Incidentally, should Haqqani succeed Mansour, it would lend credence to the idea that the ISI may have willingly parted ways with Mansour. Haqqani, no doubt, would be a more pliable client for Pakistani intelligence. For the United States, should Haqqani emerge as the Taliban’s next leader and Amir al’-Muminin (Commander of the Faithful), the issue of designating the Taliban as a foreign terrorist organization would be inescapable. (Sirajuddin Haqqani’s head currently carries a $5 million U.S. bounty.) To facilitate peace talks, Washington does not currently categorize the Taliban as a foreign terrorist organization (FTO), but does list the Haqqani Network and the TTP as FTOs.
What does Mansour’s death mean for the peace talks?
The strike comes as the Quadrilateral Coordination Group (QCG), comprising the United States, China, Afghanistan, and Pakistan, attempt to bring the Taliban back to the table for sustained peace and reconciliation talks. Just days before the strike, the quartet had reiterated its will to continue along the current path, which hadn’t yielded particularly encouraging results to date. Indeed, Afghan President Ashraf Ghani’s 180 degree turn after a deadly bombing in Kabul in mid-April suggests the QCG’s time may be running out soon. (Should Sirajuddin Haqqani succeed Mansour, expect Ghani’s resolve to intensify; the Haqqani Network is the Afghan government’s primary culprit for the Kabul attack.)

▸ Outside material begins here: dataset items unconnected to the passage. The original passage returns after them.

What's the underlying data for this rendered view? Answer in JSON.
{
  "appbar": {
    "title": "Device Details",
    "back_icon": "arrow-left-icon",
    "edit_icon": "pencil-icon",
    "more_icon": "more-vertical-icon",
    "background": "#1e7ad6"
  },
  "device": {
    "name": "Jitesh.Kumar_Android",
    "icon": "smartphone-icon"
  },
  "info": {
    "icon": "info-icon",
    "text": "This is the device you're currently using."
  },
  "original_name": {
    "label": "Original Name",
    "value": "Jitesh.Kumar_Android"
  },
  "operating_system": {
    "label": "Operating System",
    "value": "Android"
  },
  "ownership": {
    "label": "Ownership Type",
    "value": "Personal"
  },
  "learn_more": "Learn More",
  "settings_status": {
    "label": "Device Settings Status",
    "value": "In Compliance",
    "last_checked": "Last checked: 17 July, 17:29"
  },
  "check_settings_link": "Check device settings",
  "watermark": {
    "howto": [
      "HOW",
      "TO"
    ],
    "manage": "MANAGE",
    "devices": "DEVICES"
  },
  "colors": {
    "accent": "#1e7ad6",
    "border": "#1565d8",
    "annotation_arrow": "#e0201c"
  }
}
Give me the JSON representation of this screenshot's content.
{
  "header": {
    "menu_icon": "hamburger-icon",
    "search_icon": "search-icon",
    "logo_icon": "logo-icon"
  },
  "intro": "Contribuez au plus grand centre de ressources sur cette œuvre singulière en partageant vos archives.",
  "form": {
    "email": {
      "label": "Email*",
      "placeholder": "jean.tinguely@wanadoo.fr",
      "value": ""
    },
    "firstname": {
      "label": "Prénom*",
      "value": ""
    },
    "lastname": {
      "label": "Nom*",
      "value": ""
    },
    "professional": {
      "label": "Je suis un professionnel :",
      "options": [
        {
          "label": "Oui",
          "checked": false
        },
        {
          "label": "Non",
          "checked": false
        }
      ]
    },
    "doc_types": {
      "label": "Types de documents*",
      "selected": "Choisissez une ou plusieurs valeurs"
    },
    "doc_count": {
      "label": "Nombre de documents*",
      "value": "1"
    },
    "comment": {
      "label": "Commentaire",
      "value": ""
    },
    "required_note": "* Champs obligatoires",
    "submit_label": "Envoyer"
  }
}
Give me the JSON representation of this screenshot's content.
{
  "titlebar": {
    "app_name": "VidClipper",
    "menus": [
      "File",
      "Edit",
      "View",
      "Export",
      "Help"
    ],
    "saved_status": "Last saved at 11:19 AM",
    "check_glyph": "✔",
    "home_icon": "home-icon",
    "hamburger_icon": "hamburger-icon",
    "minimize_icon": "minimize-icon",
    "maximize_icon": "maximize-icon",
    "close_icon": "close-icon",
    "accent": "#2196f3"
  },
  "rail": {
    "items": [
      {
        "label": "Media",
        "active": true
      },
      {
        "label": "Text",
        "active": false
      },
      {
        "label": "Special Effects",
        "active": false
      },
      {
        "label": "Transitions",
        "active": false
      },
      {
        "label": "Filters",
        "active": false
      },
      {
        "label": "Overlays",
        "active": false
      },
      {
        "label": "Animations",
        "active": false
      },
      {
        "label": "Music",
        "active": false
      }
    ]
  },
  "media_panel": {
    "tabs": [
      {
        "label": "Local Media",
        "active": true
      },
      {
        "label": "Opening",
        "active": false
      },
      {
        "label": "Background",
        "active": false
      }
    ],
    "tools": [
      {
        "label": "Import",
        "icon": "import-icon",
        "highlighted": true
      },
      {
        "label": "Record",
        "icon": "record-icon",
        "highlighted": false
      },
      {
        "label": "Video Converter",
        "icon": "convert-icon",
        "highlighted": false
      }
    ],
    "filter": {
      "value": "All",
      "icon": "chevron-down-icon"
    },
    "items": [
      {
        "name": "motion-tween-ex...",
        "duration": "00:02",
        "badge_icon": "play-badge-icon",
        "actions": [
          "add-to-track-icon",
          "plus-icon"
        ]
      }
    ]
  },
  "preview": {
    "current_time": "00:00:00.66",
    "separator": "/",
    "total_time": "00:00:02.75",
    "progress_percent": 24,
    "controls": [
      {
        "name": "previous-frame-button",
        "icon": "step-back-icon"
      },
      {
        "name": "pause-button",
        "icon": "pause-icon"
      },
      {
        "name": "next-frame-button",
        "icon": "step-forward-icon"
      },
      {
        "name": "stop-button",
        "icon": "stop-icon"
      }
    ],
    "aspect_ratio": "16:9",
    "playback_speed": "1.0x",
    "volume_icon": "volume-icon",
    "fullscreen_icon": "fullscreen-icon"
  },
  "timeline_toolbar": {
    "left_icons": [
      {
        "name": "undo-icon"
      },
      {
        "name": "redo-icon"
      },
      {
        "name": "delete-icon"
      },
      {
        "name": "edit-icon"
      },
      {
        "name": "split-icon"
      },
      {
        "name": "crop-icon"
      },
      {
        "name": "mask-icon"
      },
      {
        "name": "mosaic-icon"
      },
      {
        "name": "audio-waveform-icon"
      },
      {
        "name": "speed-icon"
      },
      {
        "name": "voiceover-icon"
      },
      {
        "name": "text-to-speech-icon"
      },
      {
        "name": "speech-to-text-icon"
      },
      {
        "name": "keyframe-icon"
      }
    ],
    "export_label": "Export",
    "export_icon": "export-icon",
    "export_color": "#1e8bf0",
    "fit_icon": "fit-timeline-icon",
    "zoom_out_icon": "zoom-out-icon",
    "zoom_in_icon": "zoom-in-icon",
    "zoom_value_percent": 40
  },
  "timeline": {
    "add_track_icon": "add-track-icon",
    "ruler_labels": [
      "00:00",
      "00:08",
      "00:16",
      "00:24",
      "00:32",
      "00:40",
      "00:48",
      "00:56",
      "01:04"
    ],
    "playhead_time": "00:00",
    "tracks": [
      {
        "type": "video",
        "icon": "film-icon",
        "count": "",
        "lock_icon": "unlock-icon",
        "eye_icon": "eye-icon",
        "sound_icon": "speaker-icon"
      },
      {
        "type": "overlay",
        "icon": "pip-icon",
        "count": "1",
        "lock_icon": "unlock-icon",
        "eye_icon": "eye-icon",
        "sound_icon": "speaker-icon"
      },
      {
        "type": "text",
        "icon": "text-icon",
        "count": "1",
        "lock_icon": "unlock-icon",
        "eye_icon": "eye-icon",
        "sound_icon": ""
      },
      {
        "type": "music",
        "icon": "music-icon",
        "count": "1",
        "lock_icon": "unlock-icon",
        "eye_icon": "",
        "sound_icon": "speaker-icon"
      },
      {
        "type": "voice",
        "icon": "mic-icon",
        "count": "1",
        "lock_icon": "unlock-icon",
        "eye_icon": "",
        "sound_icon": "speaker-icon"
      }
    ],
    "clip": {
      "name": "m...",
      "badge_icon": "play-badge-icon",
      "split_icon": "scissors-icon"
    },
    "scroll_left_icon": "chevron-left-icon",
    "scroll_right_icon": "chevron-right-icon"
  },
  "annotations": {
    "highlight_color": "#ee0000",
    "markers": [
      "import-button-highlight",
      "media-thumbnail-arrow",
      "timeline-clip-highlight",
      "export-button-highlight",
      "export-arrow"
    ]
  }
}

If there was reason to be pessimistic about peace talks before the strike, it’s been multiplied after the strike against Mansour. While a lot will depend on how the other parties to the QCG react in the next days and weeks, and indeed, how the Taliban itself reels from the effects of Mansour’s death, the overall prospect for peace talks is perhaps at an all-time low since the collapse of the Murree Peace Process last summer.